Javvy Crypto Solution Roadmap

Javvy will address every desirable feature for the ultimate crypto solution

Goals Based on Amount of Funds Raised

The primary constraints on crypto exchange growth are the operating expenses and reserves required to handle each new customer. This is why competitors are constantly working to raise capital. The architecture of our system and utility of the Javvy token (JVY) reduces our startup and growth expenses by fifty percent (50%). This allows us to focus on core competencies, rather than raising funds. Unfortunately, significant national currency reserve requirements can still be a limiting factor to our rate of growth and ability to overtake the market.

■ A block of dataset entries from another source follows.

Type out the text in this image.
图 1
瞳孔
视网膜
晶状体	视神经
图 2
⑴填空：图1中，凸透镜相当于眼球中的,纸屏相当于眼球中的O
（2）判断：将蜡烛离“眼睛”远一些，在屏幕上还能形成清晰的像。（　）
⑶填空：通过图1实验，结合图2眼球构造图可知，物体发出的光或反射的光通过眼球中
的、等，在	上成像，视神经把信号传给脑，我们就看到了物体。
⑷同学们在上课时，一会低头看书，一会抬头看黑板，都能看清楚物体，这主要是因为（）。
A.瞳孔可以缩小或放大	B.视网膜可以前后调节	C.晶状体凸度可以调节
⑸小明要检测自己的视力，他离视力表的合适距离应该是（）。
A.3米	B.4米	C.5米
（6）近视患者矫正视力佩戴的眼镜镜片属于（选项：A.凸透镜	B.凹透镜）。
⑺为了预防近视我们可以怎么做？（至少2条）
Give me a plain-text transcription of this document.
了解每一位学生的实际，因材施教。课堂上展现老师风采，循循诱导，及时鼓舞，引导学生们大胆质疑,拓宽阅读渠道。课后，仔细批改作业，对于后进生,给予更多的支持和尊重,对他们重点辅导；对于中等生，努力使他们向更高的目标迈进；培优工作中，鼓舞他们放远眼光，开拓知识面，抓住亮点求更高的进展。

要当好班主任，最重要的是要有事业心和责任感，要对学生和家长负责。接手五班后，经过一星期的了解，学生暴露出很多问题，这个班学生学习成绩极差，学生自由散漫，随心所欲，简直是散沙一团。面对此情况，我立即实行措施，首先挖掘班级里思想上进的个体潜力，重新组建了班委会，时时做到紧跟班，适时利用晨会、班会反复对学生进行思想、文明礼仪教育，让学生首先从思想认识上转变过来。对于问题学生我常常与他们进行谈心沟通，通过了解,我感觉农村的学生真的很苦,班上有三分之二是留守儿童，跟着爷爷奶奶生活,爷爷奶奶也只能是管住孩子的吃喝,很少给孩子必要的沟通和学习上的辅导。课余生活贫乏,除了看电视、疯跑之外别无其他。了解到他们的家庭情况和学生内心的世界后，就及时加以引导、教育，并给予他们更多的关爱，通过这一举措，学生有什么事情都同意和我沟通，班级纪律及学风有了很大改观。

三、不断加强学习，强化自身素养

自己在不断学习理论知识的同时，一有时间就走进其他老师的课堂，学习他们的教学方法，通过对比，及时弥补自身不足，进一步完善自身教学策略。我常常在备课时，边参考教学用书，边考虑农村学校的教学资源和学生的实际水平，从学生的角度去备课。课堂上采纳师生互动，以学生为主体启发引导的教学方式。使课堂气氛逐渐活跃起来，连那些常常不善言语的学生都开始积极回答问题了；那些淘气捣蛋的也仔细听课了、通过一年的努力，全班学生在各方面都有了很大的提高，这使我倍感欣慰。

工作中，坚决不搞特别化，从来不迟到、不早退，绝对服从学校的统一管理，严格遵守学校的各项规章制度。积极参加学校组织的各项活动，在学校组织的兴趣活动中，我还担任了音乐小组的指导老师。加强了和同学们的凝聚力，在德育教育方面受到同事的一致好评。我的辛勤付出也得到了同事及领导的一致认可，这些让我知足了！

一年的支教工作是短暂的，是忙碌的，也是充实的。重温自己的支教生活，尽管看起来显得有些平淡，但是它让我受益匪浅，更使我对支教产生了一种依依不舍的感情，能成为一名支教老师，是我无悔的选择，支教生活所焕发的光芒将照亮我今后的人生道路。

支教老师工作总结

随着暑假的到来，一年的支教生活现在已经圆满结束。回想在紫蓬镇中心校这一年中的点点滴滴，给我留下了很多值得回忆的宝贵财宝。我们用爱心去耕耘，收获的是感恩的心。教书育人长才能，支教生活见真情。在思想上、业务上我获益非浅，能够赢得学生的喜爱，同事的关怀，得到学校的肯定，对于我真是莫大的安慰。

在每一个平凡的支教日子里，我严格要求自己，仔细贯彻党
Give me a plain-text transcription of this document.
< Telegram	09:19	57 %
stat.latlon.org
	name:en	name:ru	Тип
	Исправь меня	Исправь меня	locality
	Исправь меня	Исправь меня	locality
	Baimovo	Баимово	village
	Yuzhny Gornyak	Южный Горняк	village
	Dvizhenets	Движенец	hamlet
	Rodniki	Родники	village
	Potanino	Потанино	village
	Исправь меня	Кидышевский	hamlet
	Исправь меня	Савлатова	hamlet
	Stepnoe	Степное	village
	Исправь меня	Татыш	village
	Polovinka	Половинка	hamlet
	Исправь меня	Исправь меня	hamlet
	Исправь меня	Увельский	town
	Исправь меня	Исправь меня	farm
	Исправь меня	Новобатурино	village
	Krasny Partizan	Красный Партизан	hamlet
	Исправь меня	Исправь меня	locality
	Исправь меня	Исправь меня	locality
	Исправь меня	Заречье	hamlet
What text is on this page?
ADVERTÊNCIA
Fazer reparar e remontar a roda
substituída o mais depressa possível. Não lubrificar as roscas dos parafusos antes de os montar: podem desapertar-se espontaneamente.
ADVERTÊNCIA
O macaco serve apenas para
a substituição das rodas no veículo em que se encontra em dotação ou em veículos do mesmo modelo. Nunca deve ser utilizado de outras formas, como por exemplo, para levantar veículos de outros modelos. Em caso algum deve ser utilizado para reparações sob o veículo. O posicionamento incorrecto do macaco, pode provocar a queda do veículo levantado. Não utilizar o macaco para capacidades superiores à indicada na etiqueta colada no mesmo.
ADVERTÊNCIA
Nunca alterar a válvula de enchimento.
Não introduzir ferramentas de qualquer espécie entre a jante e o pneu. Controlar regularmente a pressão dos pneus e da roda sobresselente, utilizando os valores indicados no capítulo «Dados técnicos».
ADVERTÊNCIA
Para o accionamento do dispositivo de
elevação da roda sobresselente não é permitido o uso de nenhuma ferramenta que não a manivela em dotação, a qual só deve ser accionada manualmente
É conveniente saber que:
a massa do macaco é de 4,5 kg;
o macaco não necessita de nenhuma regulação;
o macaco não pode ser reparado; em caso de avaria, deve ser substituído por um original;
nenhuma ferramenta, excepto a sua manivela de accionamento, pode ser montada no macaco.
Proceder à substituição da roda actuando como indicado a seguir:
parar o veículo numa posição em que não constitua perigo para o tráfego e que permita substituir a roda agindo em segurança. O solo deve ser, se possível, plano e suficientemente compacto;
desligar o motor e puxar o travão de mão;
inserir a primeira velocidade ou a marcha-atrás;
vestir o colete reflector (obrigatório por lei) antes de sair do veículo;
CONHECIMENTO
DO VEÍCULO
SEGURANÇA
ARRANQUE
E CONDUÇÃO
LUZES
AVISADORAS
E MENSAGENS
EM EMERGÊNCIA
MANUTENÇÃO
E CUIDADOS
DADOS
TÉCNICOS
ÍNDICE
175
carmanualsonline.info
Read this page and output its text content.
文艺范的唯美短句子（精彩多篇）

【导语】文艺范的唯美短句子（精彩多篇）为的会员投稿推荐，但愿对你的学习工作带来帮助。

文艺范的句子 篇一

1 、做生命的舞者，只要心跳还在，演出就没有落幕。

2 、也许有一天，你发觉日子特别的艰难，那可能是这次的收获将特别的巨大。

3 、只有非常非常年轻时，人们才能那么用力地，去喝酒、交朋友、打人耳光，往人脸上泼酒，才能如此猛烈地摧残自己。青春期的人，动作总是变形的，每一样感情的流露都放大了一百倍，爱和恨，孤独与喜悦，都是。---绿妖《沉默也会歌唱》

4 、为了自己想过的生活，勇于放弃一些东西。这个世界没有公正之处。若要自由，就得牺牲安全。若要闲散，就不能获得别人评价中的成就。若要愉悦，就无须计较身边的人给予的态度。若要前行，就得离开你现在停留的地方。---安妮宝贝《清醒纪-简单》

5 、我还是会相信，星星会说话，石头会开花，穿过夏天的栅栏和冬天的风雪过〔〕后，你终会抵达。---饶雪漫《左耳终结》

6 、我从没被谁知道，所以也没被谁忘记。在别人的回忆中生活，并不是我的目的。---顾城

We expect to raise the equivalent of at least USD $10 Million, which will be sufficient to launch the initial release of the Javvy wallet with integrated Buy/Sell functionality and the most user-friendly registration process. With at least USD $75 Million raised, holding additional reserves would allow for significantly increased growth.

With more than USD $150 Million raised, we have the flexibility to begin pursuing real-world usefulness, by way of an international debit card available to nearly everyone, and long-term marketplace liquidity by offering a direct marketplace that would also yield potentially better crypto pricing, competitive fees and spreads on high volume trading, and support for speculation (shorting and margin trading).

With more than USD $250 Million funding raised, we expand our reach and solidify ourselves as the leader in the marketplace, in ways that would also speed adoption significantly, as well as increase revenues. At that level of funding, Javvy could obtain more leverage in the banking arena, offer direct competition with Paypal to easily send “CASH” to anyone, and licensing the ability to use our wallet with any existing merchant terminal. These would be “game-changers”. Working to achieve those goals will increase costs, due to the increased need for personnel, development and licensing, as well as regulatory costs.